In the attack vector described by Microsoft Threat Intelligence, Storm-1811 either uses vishing to "impersonate IT or help desk personnel, pretending to conduct generic fixes on a device," or engages in email bombing to flood users' inboxes with content on services that they've subscribed to.

"Following the email flood, the threat actor impersonates IT support through phone calls to the target user, claiming to offer assistance in remediating the spam issue," according to Microsoft.

Indeed, this email bombing is a critical aspect of advanced social engineering, serving "to overwhelm and confuse the victim before the attacker reaches out by phone to manipulate them into accepting a malicious Quick Assist request," Stephen Kowski, field CTO at SlashNext, notes.

Once this connection is set up, attackers are free to operate at will on a victim's machine. In the case of the attacks described by both Rapid 7 and Microsoft, this activity ultimately ends with the deployment of Black Basta ransomware.

Flurry of Malware Used in Storm-1811 Campaign

Microsoft also observed Storm-1811 delivering a flurry of malware to victim machines in the leadup to the Black Basta payload, including remote monitoring and management (RMM) tools like ScreenConnect and NetSupport Manager, malware such as Qakbot, and Cobalt Strike.

Once access was gained via Quick Assist, the attacker ran a scripted curl command to download a series of batch files or ZIP files used to deliver the varied malicious payloads. Some of the batch scripts suggested the use of fake spam filter updates that required the targets to provide sign-in credentials, according to Microsoft.

Storm-1811 then used Qakbot to deliver a Cobalt Strike Beacon, and next established persistence and conducted lateral movement within the compromised environment via ScreenConnect.

NetSupport Manager, another remote access tool, likely was deployed to maintain control over compromised devices to further download and install additional malware, as well as launch arbitrary commands, according to Microsoft.
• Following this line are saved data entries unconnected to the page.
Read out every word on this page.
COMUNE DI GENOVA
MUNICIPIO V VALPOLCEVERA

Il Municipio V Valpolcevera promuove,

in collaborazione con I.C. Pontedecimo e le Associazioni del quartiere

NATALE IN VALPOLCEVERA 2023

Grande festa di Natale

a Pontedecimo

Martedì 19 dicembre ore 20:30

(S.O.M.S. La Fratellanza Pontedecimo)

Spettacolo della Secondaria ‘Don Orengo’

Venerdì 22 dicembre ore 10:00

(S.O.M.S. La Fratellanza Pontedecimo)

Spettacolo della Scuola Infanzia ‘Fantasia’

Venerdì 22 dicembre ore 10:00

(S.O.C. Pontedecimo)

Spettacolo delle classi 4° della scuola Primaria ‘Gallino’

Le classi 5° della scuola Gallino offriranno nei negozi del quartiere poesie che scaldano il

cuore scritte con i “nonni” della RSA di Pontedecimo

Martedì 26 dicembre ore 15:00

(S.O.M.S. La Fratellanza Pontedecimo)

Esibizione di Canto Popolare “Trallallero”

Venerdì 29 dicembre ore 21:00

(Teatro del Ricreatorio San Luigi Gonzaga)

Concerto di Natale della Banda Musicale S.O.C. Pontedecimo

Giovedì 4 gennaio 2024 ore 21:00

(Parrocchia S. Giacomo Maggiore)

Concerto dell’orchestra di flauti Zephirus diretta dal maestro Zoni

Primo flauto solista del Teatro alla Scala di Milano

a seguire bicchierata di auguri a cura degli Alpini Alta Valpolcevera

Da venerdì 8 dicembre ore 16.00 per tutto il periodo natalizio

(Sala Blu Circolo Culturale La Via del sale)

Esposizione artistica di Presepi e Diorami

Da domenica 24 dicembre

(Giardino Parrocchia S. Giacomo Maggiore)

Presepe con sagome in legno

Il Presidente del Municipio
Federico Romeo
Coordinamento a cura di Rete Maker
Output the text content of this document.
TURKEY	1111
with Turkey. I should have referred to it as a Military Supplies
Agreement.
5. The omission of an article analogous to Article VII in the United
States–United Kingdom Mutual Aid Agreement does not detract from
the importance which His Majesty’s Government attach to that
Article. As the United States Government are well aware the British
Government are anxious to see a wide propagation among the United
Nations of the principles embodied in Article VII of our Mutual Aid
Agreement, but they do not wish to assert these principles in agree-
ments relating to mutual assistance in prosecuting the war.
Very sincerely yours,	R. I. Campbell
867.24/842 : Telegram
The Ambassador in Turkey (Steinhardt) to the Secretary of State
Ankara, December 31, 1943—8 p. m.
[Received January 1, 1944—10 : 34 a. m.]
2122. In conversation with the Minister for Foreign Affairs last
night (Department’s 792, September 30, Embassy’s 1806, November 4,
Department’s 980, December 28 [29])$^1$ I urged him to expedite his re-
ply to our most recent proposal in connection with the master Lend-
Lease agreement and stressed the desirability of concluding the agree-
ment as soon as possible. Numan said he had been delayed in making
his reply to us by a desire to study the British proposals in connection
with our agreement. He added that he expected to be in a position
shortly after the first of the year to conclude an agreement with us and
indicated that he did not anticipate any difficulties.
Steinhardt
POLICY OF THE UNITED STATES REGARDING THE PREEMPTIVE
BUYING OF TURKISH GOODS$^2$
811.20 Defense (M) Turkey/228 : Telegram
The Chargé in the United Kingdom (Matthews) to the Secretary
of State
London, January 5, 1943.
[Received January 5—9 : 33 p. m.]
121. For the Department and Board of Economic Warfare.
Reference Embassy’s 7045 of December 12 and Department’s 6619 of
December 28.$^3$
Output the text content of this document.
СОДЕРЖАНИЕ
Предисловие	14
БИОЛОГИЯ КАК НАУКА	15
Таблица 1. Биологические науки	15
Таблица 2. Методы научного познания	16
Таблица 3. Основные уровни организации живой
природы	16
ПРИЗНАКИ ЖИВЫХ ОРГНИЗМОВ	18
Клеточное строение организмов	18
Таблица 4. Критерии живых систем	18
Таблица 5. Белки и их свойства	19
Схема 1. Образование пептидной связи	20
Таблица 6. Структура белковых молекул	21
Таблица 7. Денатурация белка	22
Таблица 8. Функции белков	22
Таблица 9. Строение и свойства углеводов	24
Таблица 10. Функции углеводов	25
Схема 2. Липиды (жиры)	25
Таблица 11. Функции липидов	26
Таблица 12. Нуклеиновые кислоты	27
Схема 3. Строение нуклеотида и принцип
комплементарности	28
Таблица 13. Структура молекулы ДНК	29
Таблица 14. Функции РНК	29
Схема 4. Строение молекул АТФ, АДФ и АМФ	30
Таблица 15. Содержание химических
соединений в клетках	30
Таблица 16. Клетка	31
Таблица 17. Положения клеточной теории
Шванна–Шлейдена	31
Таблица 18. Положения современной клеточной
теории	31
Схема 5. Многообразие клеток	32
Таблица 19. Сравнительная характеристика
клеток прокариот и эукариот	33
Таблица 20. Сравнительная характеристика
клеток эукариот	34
In some cases, Storm-1811 also leveraged the OpenSSH tunneling tool to establish a secure shell (SSH) tunnel for persistence. Eventually, the actor used PsExec to deploy Black Basta ransomware throughout the network.

Mitigating Quick Assist Attacks

Given how vulnerable an organization is once a corporate user gives attackers remote access to his or her machine willingly, one way to mitigate such attacks is to uninstall such tools as Quick Assist when they are not in use, both Microsoft and experts advised.

Organizations also can implement a privilege access management (PAM) solution with a zero-trust architecture, which "prevents unauthorized privilege escalation and ensures that user access roles are strongly enforced," Guccione says. 

"A major goal of zero trust is to limit users to the resources and information for which they are authorized, which reduces the blast radius in the event of a breach," he says.

Both Microsoft and experts also advised that organizations use advanced and consistent employee training to help them spot vishing and social engineering-based attacks, which can prevent compromise even though Guccione acknowledged that "anyone" can fall for them.

Still, "employees are better equipped to combat them when their organization provides regular security training and educates employees about malicious attachments, links, and tech support scams such as this," he says.

Event monitoring and advanced email solutions also can neutralize the email bombing tactic of such campaigns, "causing the subsequent phone call to stand out as suspicious and illegitimate immediately," Kowski says.

"Luckily, nowadays, GenAI phishing solutions are installed in five minutes without any changes in user experience or significant infrastructure changes," he says.